By Chris Buckley
BEIJING (Reuters) – China and the United States risk deepening rifts over influence and oil in the Middle East, Beijing’s former envoy to the region has said, urging his nation to bolster ties with Iran and other energy-exporting powers.
Sun Bigan was China’s special envoy on the Middle East until March, and in a new essay he said U.S. President Barack Obama’s effort to improve ties with Islamic states in the Middle East was a tactical shift that had not removed the potential for friction between Washington and Beijing in the region.
China faced growing risks to energy security as it increasingly relied on imported oil, especially from the volatile Middle East, where Beijing’s sway had been limited, Sun said.
“The U.S. has always sought to control the faucet of global oil supplies. There is cooperation between China and the U.S., but there is also struggle, and the U.S. has always seen us as a potential foe,” he wrote in the September issue of “Asia & Africa Review,” which reached subscribers this week.
“Bilateral quarrels and clashes are unavoidable. We cannot lower vigilance against hostility in the Middle East over energy interests and security,” Sun wrote in the Chinese-language journal, which is published by the State Council Development Research Center, a prominent state think tank.
Sun’s essay was written before the latest flare-up over Iran’s nuclear ambitions, which has renewed Western pressure on Beijing to distance itself from Iran and back sanctions.
China’s Foreign Ministry has urged restraint on all sides ahead of talks between Iran and the five permanent members of the U.N. Security Council, as well as Germany, in Geneva on Thursday. The permanent Council members are the United States, Russia, Britain, France and China.
Sun, who now works for a government-run association promoting ties with Asia and Africa, was not directly involved in nuclear negotiations with Iran, but he served as China’s ambassador there, as well as in Saudi Arabia and Iraq.
He could not be contacted at the association on Wednesday.
The unusually blunt warning from a former senior diplomat, nonetheless underscores some of the anxieties over oil, influence and security that are likely to shape China’s response to the West’s confrontation with Iran.
“Both now and in the future, the Middle East should be our first choice in importing oil and developing oil cooperation,” Sun wrote. China should focus on strengthening trade with Saudi Arabia, Iran and Oman, he added.
Washington would strive to ensure Iraqi oil remained under U.S. control, he said, but “Iran has bountiful energy resources and its oil gas reserves are the second biggest in the world, and all are basically under its own control.”

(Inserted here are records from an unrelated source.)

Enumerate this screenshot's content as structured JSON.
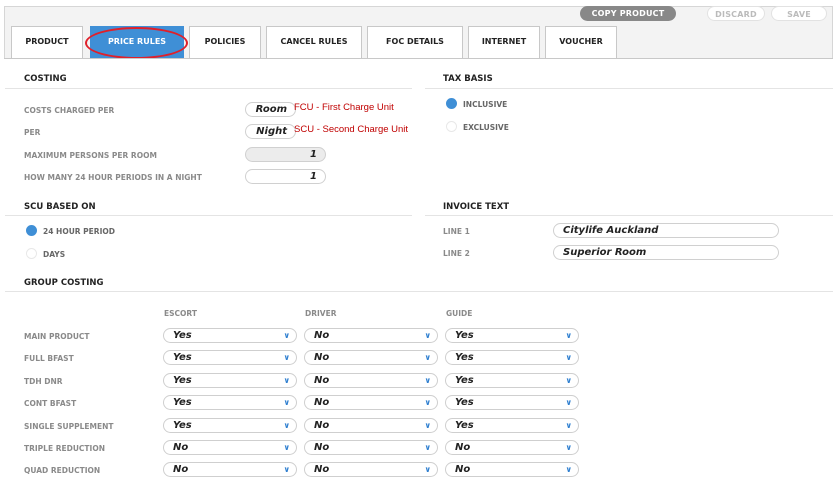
{
  "toolbar": {
    "copy": "COPY PRODUCT",
    "discard": "DISCARD",
    "save": "SAVE"
  },
  "tabs": [
    "PRODUCT",
    "PRICE RULES",
    "POLICIES",
    "CANCEL RULES",
    "FOC DETAILS",
    "INTERNET",
    "VOUCHER"
  ],
  "active_tab": "PRICE RULES",
  "costing": {
    "title": "COSTING",
    "costs_charged_per": {
      "label": "COSTS CHARGED PER",
      "value": "Room",
      "note": "FCU - First Charge Unit"
    },
    "per": {
      "label": "PER",
      "value": "Night",
      "note": "SCU - Second Charge Unit"
    },
    "max_persons": {
      "label": "MAXIMUM PERSONS PER ROOM",
      "value": "1"
    },
    "periods": {
      "label": "HOW MANY 24 HOUR PERIODS IN A NIGHT",
      "value": "1"
    }
  },
  "tax_basis": {
    "title": "TAX BASIS",
    "options": [
      "INCLUSIVE",
      "EXCLUSIVE"
    ],
    "selected": "INCLUSIVE"
  },
  "scu_based_on": {
    "title": "SCU BASED ON",
    "options": [
      "24 HOUR PERIOD",
      "DAYS"
    ],
    "selected": "24 HOUR PERIOD"
  },
  "invoice_text": {
    "title": "INVOICE TEXT",
    "line1_label": "LINE 1",
    "line1": "Citylife Auckland",
    "line2_label": "LINE 2",
    "line2": "Superior Room"
  },
  "group_costing": {
    "title": "GROUP COSTING",
    "columns": [
      "ESCORT",
      "DRIVER",
      "GUIDE"
    ],
    "rows": [
      {
        "label": "MAIN PRODUCT",
        "values": [
          "Yes",
          "No",
          "Yes"
        ]
      },
      {
        "label": "FULL BFAST",
        "values": [
          "Yes",
          "No",
          "Yes"
        ]
      },
      {
        "label": "TDH DNR",
        "values": [
          "Yes",
          "No",
          "Yes"
        ]
      },
      {
        "label": "CONT BFAST",
        "values": [
          "Yes",
          "No",
          "Yes"
        ]
      },
      {
        "label": "SINGLE SUPPLEMENT",
        "values": [
          "Yes",
          "No",
          "Yes"
        ]
      },
      {
        "label": "TRIPLE REDUCTION",
        "values": [
          "No",
          "No",
          "No"
        ]
      },
      {
        "label": "QUAD REDUCTION",
        "values": [
          "No",
          "No",
          "No"
        ]
      }
    ]
  },
  "colors": {
    "accent": "#3f8fd6",
    "highlight": "#e0202a",
    "note": "#c00000"
  },
  "icons": {
    "select_arrow": "chevron-down-icon"
  }
}
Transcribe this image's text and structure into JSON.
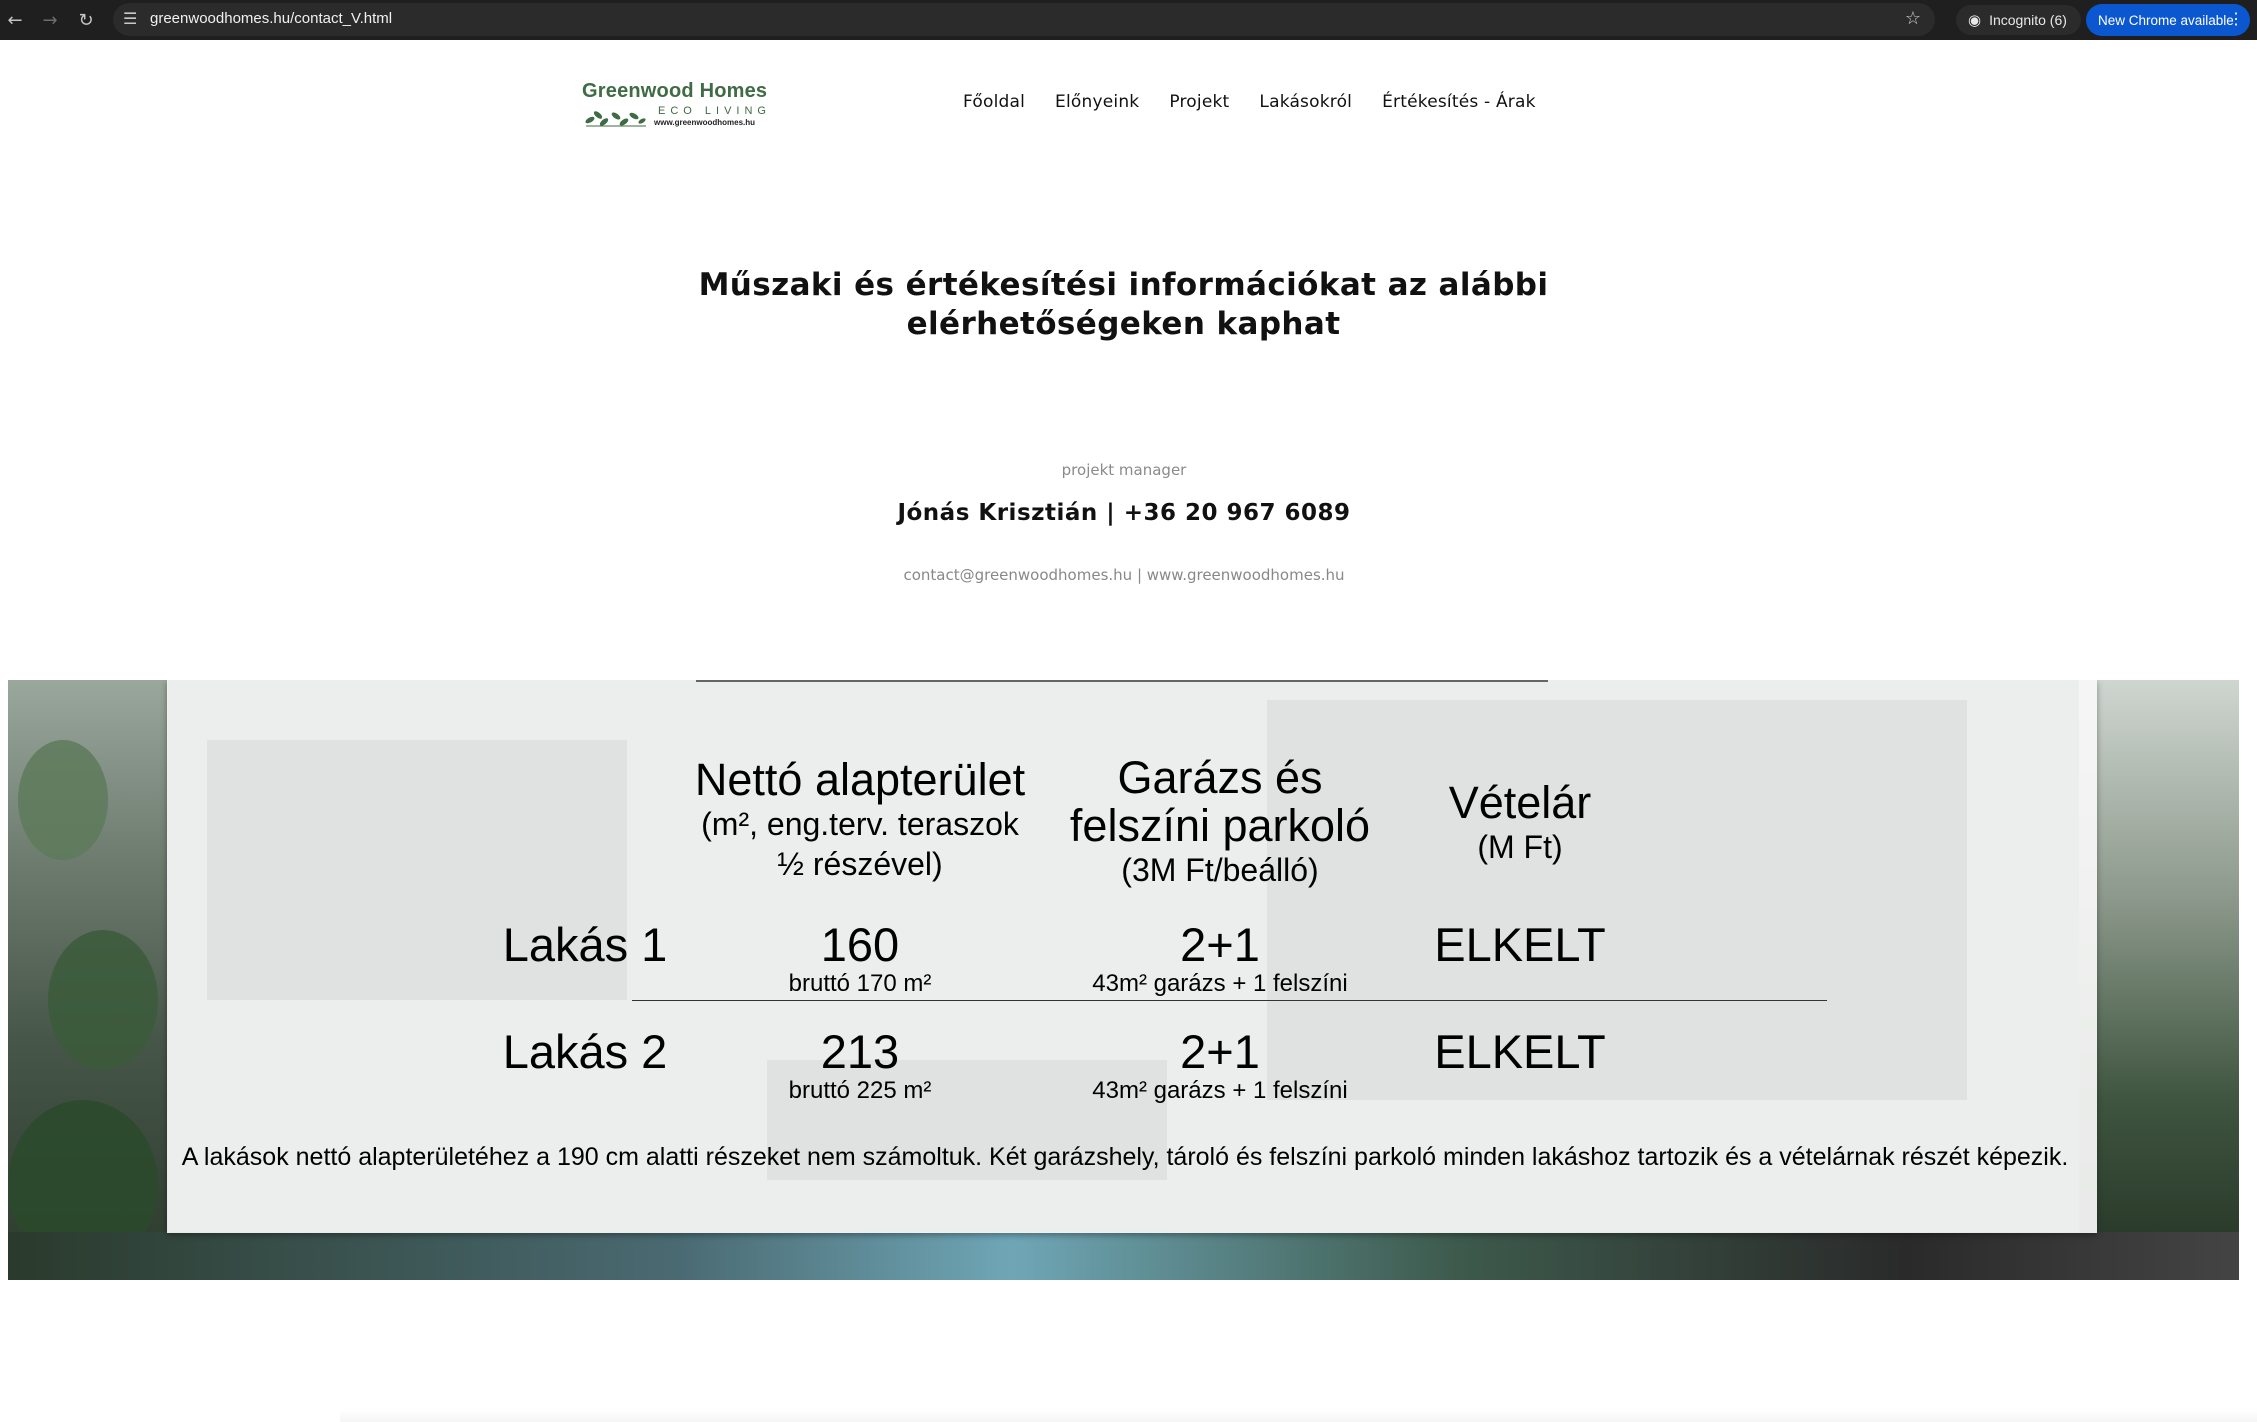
{
  "browser": {
    "url": "greenwoodhomes.hu/contact_V.html",
    "incognito_label": "Incognito (6)",
    "update_label": "New Chrome available"
  },
  "header": {
    "logo": {
      "name": "Greenwood Homes",
      "tagline": "ECO LIVING",
      "site": "www.greenwoodhomes.hu"
    },
    "nav": [
      {
        "label": "Főoldal"
      },
      {
        "label": "Előnyeink"
      },
      {
        "label": "Projekt"
      },
      {
        "label": "Lakásokról"
      },
      {
        "label": "Értékesítés - Árak"
      }
    ]
  },
  "contact": {
    "heading_line1": "Műszaki és értékesítési információkat az alábbi",
    "heading_line2": "elérhetőségeken kaphat",
    "role": "projekt manager",
    "name_phone": "Jónás Krisztián | +36 20 967 6089",
    "email_web": "contact@greenwoodhomes.hu | www.greenwoodhomes.hu"
  },
  "table": {
    "col_area": {
      "title": "Nettó alapterület",
      "sub1": "(m², eng.terv. teraszok",
      "sub2": "½ részével)"
    },
    "col_garage": {
      "title1": "Garázs és",
      "title2": "felszíni parkoló",
      "sub": "(3M Ft/beálló)"
    },
    "col_price": {
      "title": "Vételár",
      "sub": "(M Ft)"
    },
    "rows": [
      {
        "name": "Lakás 1",
        "area": "160",
        "gross": "bruttó 170 m²",
        "garage": "2+1",
        "garage_detail": "43m² garázs + 1 felszíni",
        "price": "ELKELT"
      },
      {
        "name": "Lakás 2",
        "area": "213",
        "gross": "bruttó 225 m²",
        "garage": "2+1",
        "garage_detail": "43m² garázs + 1 felszíni",
        "price": "ELKELT"
      }
    ],
    "note": "A lakások nettó alapterületéhez a 190 cm alatti részeket nem számoltuk. Két garázshely, tároló és felszíni parkoló minden lakáshoz tartozik és a vételárnak részét képezik."
  }
}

“Oil gas” is the natural gas found in oil fields.
In the first eight months of this year, Iran was China’s third biggest foreign source of crude oil, with shipments of 17.2 million tonnes, a rise of 14.7 percent compared to the same period last year. Angola and Saudi Arabia were the first- and second-ranked suppliers.
Chinese imports of Iranian oil and gas have been held back by U.S. sanctions, Iranian commercial demands and Chinese jitters, Sun said. But China could find access to Iranian supplies drastically curtailed if political power in Tehran passed to forces more sympathetic to Washington, he suggested.
“Obama’s new Middle East policy is merely a tactical adjustment, and the United States will not and cannot alter its global goals and dominance,” Sun wrote.